Certain parental afflictions tend to be punished more harshly than others. Fetal alcohol syndrome is shockingly widespread, but as Lamb writes, “If we removed children from all the homes of people struggling with alcoholism, it would be hard to find enough foster homes for these kids.” And Lamb repeatedly describes how we—society, the system, and sometimes even children themselves—seem to expect much more from mothers than from fathers. “Mothers who don’t protect are always worse than fathers who abuse,” she writes.
Parents themselves vary widely. Poor people and rich people often have different definitions of “good enough” parenting; they might have been raised differently and cope with different amounts of stress in adulthood. A parenting tactic that is merely strict in one mother’s hands can appear cruel when performed by a mother who is already considered suspect.

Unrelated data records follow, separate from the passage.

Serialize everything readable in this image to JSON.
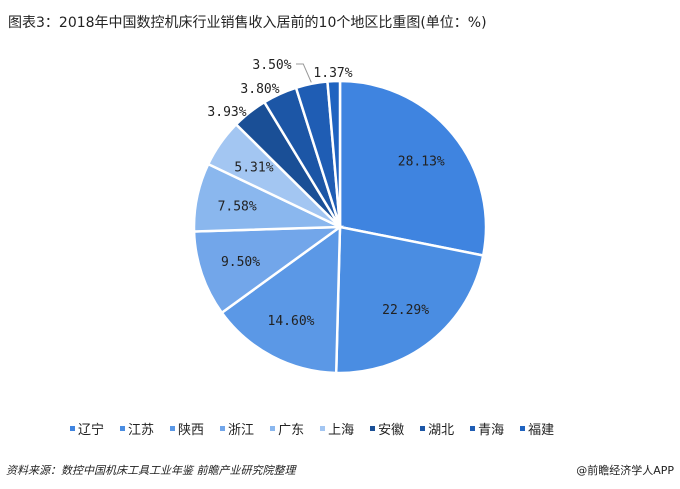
{
  "title": "图表3：2018年中国数控机床行业销售收入居前的10个地区比重图(单位：%)",
  "chart_data": {
    "type": "pie",
    "title": "图表3：2018年中国数控机床行业销售收入居前的10个地区比重图(单位：%)",
    "categories": [
      "辽宁",
      "江苏",
      "陕西",
      "浙江",
      "广东",
      "上海",
      "安徽",
      "湖北",
      "青海",
      "福建"
    ],
    "values": [
      28.13,
      22.29,
      14.6,
      9.5,
      7.58,
      5.31,
      3.93,
      3.8,
      3.5,
      1.37
    ],
    "labels": [
      "28.13%",
      "22.29%",
      "14.60%",
      "9.50%",
      "7.58%",
      "5.31%",
      "3.93%",
      "3.80%",
      "3.50%",
      "1.37%"
    ],
    "colors": [
      "#3f84e0",
      "#4a8de2",
      "#5b98e6",
      "#72a6ea",
      "#8ab7ee",
      "#a3c6f2",
      "#1a4f96",
      "#1c56a6",
      "#1f5db4",
      "#1f63c0"
    ],
    "legend_position": "bottom"
  },
  "source": "资料来源：数控中国机床工具工业年鉴 前瞻产业研究院整理",
  "credit": "@前瞻经济学人APP"
}
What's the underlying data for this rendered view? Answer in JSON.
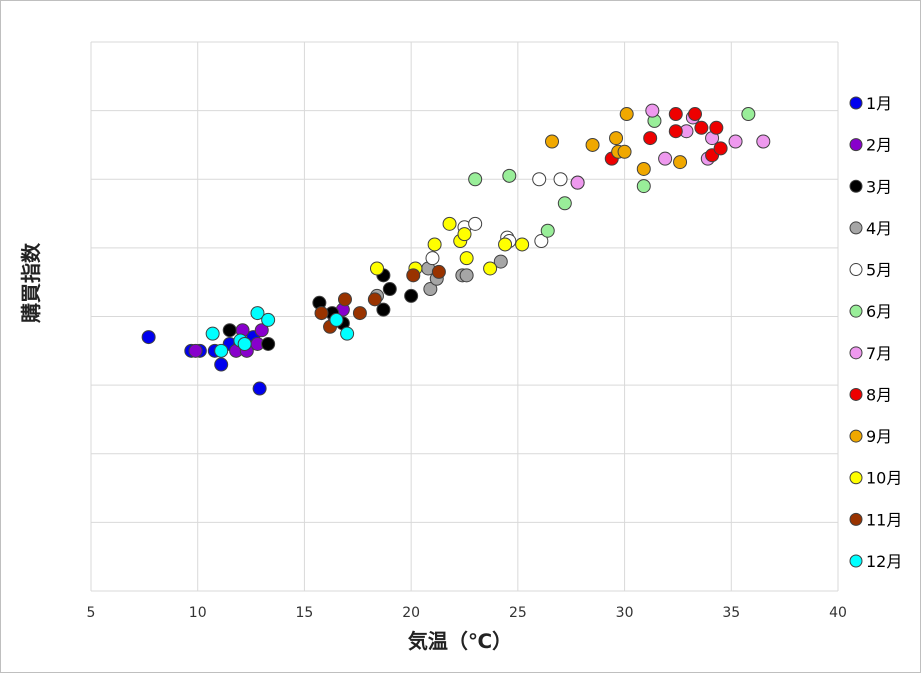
{
  "chart_data": {
    "type": "scatter",
    "xlabel": "気温（℃）",
    "ylabel": "購買指数",
    "xlim": [
      5,
      40
    ],
    "ylim": [
      0,
      8
    ],
    "xticks": [
      "5",
      "10",
      "15",
      "20",
      "25",
      "30",
      "35",
      "40"
    ],
    "grid": true,
    "legend_position": "right",
    "series": [
      {
        "name": "1月",
        "color": "#0000ee",
        "points": [
          [
            7.7,
            3.7
          ],
          [
            9.7,
            3.5
          ],
          [
            10.1,
            3.5
          ],
          [
            10.8,
            3.5
          ],
          [
            11.1,
            3.3
          ],
          [
            11.5,
            3.6
          ],
          [
            12.0,
            3.6
          ],
          [
            12.6,
            3.7
          ],
          [
            12.9,
            2.95
          ]
        ]
      },
      {
        "name": "2月",
        "color": "#8800cc",
        "points": [
          [
            9.9,
            3.5
          ],
          [
            11.8,
            3.5
          ],
          [
            12.1,
            3.8
          ],
          [
            12.3,
            3.5
          ],
          [
            12.8,
            3.6
          ],
          [
            13.0,
            3.8
          ],
          [
            16.4,
            4.0
          ],
          [
            16.8,
            4.1
          ]
        ]
      },
      {
        "name": "3月",
        "color": "#000000",
        "points": [
          [
            11.5,
            3.8
          ],
          [
            13.3,
            3.6
          ],
          [
            15.7,
            4.2
          ],
          [
            16.3,
            4.05
          ],
          [
            16.8,
            3.9
          ],
          [
            18.7,
            4.6
          ],
          [
            18.7,
            4.1
          ],
          [
            19.0,
            4.4
          ],
          [
            20.0,
            4.3
          ]
        ]
      },
      {
        "name": "4月",
        "color": "#a6a6a6",
        "points": [
          [
            18.4,
            4.3
          ],
          [
            20.8,
            4.7
          ],
          [
            20.9,
            4.4
          ],
          [
            21.2,
            4.55
          ],
          [
            22.4,
            4.6
          ],
          [
            22.6,
            4.6
          ],
          [
            24.2,
            4.8
          ]
        ]
      },
      {
        "name": "5月",
        "color": "#ffffff",
        "points": [
          [
            21.0,
            4.85
          ],
          [
            22.5,
            5.3
          ],
          [
            23.0,
            5.35
          ],
          [
            24.5,
            5.15
          ],
          [
            24.6,
            5.1
          ],
          [
            26.0,
            6.0
          ],
          [
            26.1,
            5.1
          ],
          [
            27.0,
            6.0
          ],
          [
            27.8,
            5.95
          ]
        ]
      },
      {
        "name": "6月",
        "color": "#99ee99",
        "points": [
          [
            23.0,
            6.0
          ],
          [
            24.6,
            6.05
          ],
          [
            26.4,
            5.25
          ],
          [
            27.2,
            5.65
          ],
          [
            30.9,
            5.9
          ],
          [
            31.4,
            6.85
          ],
          [
            35.8,
            6.95
          ]
        ]
      },
      {
        "name": "7月",
        "color": "#ee99ee",
        "points": [
          [
            27.8,
            5.95
          ],
          [
            31.3,
            7.0
          ],
          [
            31.9,
            6.3
          ],
          [
            32.9,
            6.7
          ],
          [
            33.2,
            6.9
          ],
          [
            33.9,
            6.3
          ],
          [
            34.1,
            6.6
          ],
          [
            35.2,
            6.55
          ],
          [
            36.5,
            6.55
          ]
        ]
      },
      {
        "name": "8月",
        "color": "#ee0000",
        "points": [
          [
            29.4,
            6.3
          ],
          [
            31.2,
            6.6
          ],
          [
            32.4,
            6.7
          ],
          [
            32.4,
            6.95
          ],
          [
            33.3,
            6.95
          ],
          [
            33.6,
            6.75
          ],
          [
            34.1,
            6.35
          ],
          [
            34.3,
            6.75
          ],
          [
            34.5,
            6.45
          ]
        ]
      },
      {
        "name": "9月",
        "color": "#f0a800",
        "points": [
          [
            26.6,
            6.55
          ],
          [
            28.5,
            6.5
          ],
          [
            29.6,
            6.6
          ],
          [
            29.7,
            6.4
          ],
          [
            30.0,
            6.4
          ],
          [
            30.1,
            6.95
          ],
          [
            30.9,
            6.15
          ],
          [
            32.6,
            6.25
          ]
        ]
      },
      {
        "name": "10月",
        "color": "#ffff00",
        "points": [
          [
            18.4,
            4.7
          ],
          [
            20.2,
            4.7
          ],
          [
            21.1,
            5.05
          ],
          [
            21.8,
            5.35
          ],
          [
            22.3,
            5.1
          ],
          [
            22.5,
            5.2
          ],
          [
            22.6,
            4.85
          ],
          [
            23.7,
            4.7
          ],
          [
            24.4,
            5.05
          ],
          [
            25.2,
            5.05
          ]
        ]
      },
      {
        "name": "11月",
        "color": "#993300",
        "points": [
          [
            15.8,
            4.05
          ],
          [
            16.2,
            3.85
          ],
          [
            16.9,
            4.25
          ],
          [
            17.6,
            4.05
          ],
          [
            18.3,
            4.25
          ],
          [
            20.1,
            4.6
          ],
          [
            21.3,
            4.65
          ]
        ]
      },
      {
        "name": "12月",
        "color": "#00ffff",
        "points": [
          [
            10.7,
            3.75
          ],
          [
            11.1,
            3.5
          ],
          [
            12.0,
            3.65
          ],
          [
            12.2,
            3.6
          ],
          [
            12.8,
            4.05
          ],
          [
            13.3,
            3.95
          ],
          [
            16.5,
            3.95
          ],
          [
            17.0,
            3.75
          ]
        ]
      }
    ]
  }
}
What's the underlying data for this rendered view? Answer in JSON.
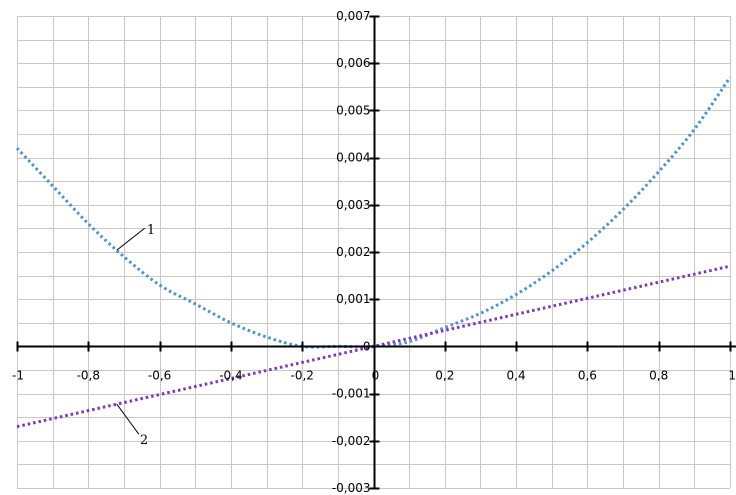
{
  "chart_data": {
    "type": "line",
    "title": "",
    "xlabel": "",
    "ylabel": "",
    "xlim": [
      -1,
      1
    ],
    "ylim": [
      -0.003,
      0.007
    ],
    "grid": true,
    "legend": "none",
    "x_ticks": [
      -1,
      -0.8,
      -0.6,
      -0.4,
      -0.2,
      0,
      0.2,
      0.4,
      0.6,
      0.8,
      1
    ],
    "x_tick_labels": [
      "-1",
      "-0,8",
      "-0,6",
      "-0,4",
      "-0,2",
      "0",
      "0,2",
      "0,4",
      "0,6",
      "0,8",
      "1"
    ],
    "y_ticks": [
      -0.003,
      -0.002,
      -0.001,
      0,
      0.001,
      0.002,
      0.003,
      0.004,
      0.005,
      0.006,
      0.007
    ],
    "y_tick_labels": [
      "-0,003",
      "-0,002",
      "-0,001",
      "0",
      "0,001",
      "0,002",
      "0,003",
      "0,004",
      "0,005",
      "0,006",
      "0,007"
    ],
    "series": [
      {
        "label": "1",
        "color": "#4a90d9",
        "style": "dotted",
        "x": [
          -1,
          -0.9,
          -0.8,
          -0.7,
          -0.6,
          -0.5,
          -0.4,
          -0.3,
          -0.2,
          -0.1,
          0,
          0.1,
          0.2,
          0.3,
          0.4,
          0.5,
          0.6,
          0.7,
          0.8,
          0.9,
          1
        ],
        "y": [
          0.0042,
          0.0034,
          0.0026,
          0.0019,
          0.0013,
          0.0009,
          0.0005,
          0.0002,
          0.0,
          0.0,
          0.0,
          0.0001,
          0.0004,
          0.0007,
          0.0011,
          0.0016,
          0.0022,
          0.0029,
          0.0037,
          0.0046,
          0.0057
        ]
      },
      {
        "label": "2",
        "color": "#7b35c1",
        "style": "dotted",
        "x": [
          -1,
          -0.5,
          0,
          0.5,
          1
        ],
        "y": [
          -0.0017,
          -0.00085,
          0,
          0.00085,
          0.0017
        ]
      }
    ],
    "annotations": [
      {
        "text": "1",
        "series": 0,
        "at_x": -0.72
      },
      {
        "text": "2",
        "series": 1,
        "at_x": -0.72
      }
    ]
  }
}
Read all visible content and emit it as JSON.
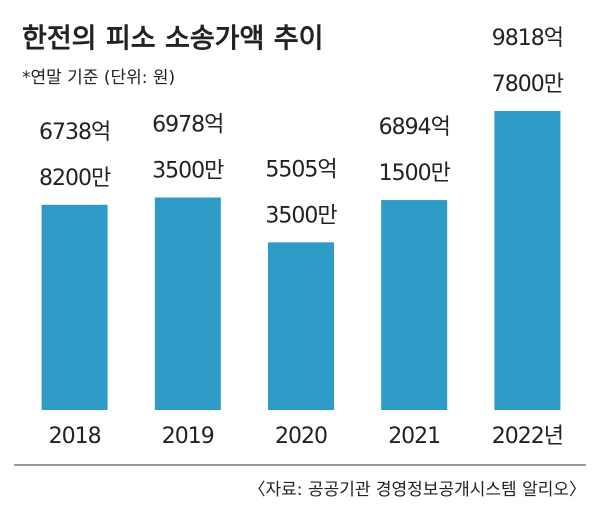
{
  "chart_data": {
    "type": "bar",
    "title": "한전의 피소 소송가액 추이",
    "subtitle": "*연말 기준 (단위: 원)",
    "source": "〈자료: 공공기관 경영정보공개시스템 알리오〉",
    "categories": [
      "2018",
      "2019",
      "2020",
      "2021",
      "2022년"
    ],
    "values": [
      673882000000,
      697835000000,
      550535000000,
      689415000000,
      981878000000
    ],
    "value_labels": [
      [
        "6738억",
        "8200만"
      ],
      [
        "6978억",
        "3500만"
      ],
      [
        "5505억",
        "3500만"
      ],
      [
        "6894억",
        "1500만"
      ],
      [
        "9818억",
        "7800만"
      ]
    ],
    "color": "#2e9bc6"
  }
}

Money, in part, determines who gets to be mean with impunity. The infamous “tiger mother,” Amy Chua, has said she once rejected her children’s handmade cards because they weren’t made with enough care. At one point in the book, Lamb hints that had a less wealthy and accomplished mother treated her children that way, she might have lost access to her children. It would be rare, Lamb told me, for somebody to report a wealthy-looking mother to the police if she were seen criticizing her child in public. “It’s interesting to think about who has a right to be verbally abusive to their child, and it seems like with money, you do have that right,” she says.